No matter how beautiful our religion is, it will lose its meaning for us when we stop praying. Offering this ritual holds the key to Paradise. One of the questions asked after our death will be about our prayers that we take so lightly.
Another problem that arises from one of our most important practices is that we are required to pray in Arabic. And if you happen to be a Muslim but not an Arab, whatever we say in our prayers leaves little impact on us. As a result we stand, bow, prostrate and blindly finish our prayers everyday little pondering over the meaning of the words we repeat day in and day out. Again, little benefit for us. At the end of day we are only wasting our time, making a halfhearted effort and justifying it with numerous reasons.

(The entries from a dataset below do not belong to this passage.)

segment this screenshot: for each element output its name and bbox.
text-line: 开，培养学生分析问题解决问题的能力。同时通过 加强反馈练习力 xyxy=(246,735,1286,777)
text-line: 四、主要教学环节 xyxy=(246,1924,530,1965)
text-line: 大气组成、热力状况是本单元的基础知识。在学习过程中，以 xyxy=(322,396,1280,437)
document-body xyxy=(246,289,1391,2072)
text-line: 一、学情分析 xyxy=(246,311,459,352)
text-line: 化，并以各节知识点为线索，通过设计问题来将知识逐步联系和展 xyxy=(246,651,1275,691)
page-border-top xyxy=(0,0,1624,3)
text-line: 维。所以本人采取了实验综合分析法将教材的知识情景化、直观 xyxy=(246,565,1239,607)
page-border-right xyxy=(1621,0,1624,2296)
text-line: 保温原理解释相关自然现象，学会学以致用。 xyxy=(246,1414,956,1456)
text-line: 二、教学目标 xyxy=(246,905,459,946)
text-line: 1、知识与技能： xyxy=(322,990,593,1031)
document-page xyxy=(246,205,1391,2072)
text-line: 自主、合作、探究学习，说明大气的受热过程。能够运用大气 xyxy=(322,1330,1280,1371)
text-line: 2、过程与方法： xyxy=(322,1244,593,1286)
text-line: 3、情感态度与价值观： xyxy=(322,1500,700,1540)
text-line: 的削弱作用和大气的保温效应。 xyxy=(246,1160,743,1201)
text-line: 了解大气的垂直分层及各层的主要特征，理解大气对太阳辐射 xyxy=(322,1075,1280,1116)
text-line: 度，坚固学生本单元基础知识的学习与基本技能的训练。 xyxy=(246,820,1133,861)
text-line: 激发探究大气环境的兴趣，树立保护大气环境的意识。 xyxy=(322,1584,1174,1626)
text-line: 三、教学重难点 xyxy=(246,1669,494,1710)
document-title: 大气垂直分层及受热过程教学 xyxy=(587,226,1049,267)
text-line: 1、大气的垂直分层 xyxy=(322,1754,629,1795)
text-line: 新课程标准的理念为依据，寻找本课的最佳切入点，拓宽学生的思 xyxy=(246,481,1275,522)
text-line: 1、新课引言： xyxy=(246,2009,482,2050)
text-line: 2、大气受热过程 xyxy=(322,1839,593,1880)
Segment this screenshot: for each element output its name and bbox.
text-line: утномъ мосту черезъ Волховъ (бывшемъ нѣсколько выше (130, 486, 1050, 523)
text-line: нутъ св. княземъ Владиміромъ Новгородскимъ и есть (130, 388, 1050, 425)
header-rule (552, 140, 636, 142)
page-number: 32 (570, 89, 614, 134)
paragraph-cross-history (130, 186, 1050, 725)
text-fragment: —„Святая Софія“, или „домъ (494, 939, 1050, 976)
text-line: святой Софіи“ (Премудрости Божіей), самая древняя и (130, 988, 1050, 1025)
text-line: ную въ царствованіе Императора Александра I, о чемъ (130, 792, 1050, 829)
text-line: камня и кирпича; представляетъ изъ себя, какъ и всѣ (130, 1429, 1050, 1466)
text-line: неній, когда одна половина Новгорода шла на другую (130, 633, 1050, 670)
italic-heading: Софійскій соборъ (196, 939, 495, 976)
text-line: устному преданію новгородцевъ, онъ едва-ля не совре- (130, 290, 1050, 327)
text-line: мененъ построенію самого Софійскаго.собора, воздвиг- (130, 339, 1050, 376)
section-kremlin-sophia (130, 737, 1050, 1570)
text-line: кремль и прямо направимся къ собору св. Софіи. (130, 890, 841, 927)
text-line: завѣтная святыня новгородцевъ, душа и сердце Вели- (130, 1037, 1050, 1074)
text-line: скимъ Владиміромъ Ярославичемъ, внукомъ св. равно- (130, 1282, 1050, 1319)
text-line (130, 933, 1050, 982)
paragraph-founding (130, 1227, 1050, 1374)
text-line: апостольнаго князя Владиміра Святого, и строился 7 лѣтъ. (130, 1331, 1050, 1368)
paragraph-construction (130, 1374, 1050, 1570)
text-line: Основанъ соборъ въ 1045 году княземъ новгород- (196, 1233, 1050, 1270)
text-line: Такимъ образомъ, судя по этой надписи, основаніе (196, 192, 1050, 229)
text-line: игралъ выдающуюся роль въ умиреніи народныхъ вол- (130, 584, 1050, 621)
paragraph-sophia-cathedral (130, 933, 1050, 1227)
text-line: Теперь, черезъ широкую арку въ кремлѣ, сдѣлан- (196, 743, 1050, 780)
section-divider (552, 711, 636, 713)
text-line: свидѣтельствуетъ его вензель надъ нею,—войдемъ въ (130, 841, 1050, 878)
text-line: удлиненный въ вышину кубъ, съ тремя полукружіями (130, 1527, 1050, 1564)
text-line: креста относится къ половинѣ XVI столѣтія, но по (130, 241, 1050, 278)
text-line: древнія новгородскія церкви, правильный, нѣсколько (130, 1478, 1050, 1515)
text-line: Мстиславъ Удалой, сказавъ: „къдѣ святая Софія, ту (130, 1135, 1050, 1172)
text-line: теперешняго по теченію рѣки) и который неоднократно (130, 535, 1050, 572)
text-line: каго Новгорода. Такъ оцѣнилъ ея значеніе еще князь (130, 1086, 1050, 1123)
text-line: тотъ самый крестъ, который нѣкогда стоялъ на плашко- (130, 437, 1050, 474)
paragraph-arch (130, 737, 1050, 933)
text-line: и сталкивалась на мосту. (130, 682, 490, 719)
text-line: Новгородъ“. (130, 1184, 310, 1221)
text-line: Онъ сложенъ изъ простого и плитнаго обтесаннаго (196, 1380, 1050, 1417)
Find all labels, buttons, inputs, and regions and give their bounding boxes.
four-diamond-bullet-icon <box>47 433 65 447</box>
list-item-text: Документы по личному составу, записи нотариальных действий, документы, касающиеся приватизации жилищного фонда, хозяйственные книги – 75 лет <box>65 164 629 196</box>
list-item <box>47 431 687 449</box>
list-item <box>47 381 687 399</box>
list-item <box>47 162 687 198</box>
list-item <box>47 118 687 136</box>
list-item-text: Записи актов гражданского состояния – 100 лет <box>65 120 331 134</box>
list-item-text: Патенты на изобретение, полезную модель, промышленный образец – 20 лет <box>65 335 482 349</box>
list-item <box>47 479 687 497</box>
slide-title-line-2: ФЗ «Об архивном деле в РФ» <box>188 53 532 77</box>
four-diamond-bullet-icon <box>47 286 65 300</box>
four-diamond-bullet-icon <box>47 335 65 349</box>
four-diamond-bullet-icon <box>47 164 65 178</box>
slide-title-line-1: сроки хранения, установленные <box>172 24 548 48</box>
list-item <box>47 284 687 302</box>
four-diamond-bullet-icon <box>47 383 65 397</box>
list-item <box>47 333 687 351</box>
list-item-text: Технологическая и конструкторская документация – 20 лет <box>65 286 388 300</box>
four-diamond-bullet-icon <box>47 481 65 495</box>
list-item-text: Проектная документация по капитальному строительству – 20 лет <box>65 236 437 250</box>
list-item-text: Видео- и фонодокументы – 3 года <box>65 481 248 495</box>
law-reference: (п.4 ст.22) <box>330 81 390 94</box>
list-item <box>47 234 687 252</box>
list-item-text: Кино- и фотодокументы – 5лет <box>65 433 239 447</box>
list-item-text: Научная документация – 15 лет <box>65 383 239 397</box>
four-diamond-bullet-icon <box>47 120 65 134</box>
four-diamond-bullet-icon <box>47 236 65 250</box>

There are many Ahadith* on the importance of prayer/salat that I personally think we should keep reflecting upon in order to understand why is it so important in Islam that we are expected to pray whether ill or in a state of war. One Hadith states that prayers is the extinguisher of hell fire. According to another Hadith, praying is better than performing Hajj 20 times. One Hadith sheds light on not missing the Fajr amd Asr prayers. One of the Ahadith that I came across during Aitekaf is quoted below. It highlights the importance of prayers for the companions of Holy Prophet (pbuh) who were told to rush for prayers even if they were engaged in conversation with the Messenger.
Hazrat Aishah (RA) narrates: “We would be engaged in conversation with the Messenger of Allah (peace be upon him and his progeny), but with the arrival of the time of prayers it would appear as if he neither knew us nor we knew him.”
While it was easy to pray on time during Ramadan, the real test is to rush past all the hurdles and respond to the call of prayer.
prayer/salat is a vast topic that I cannot cover in one post firstly and secondly, my knowledge is limited.The above is only my personal reflection, thoughts.
Ahadith are the teachings and sayings of of the Holy Prophet (pbuh) to his companions when questions were asked from Him (pbuh) on different occasions and later compiled as Hadith literature.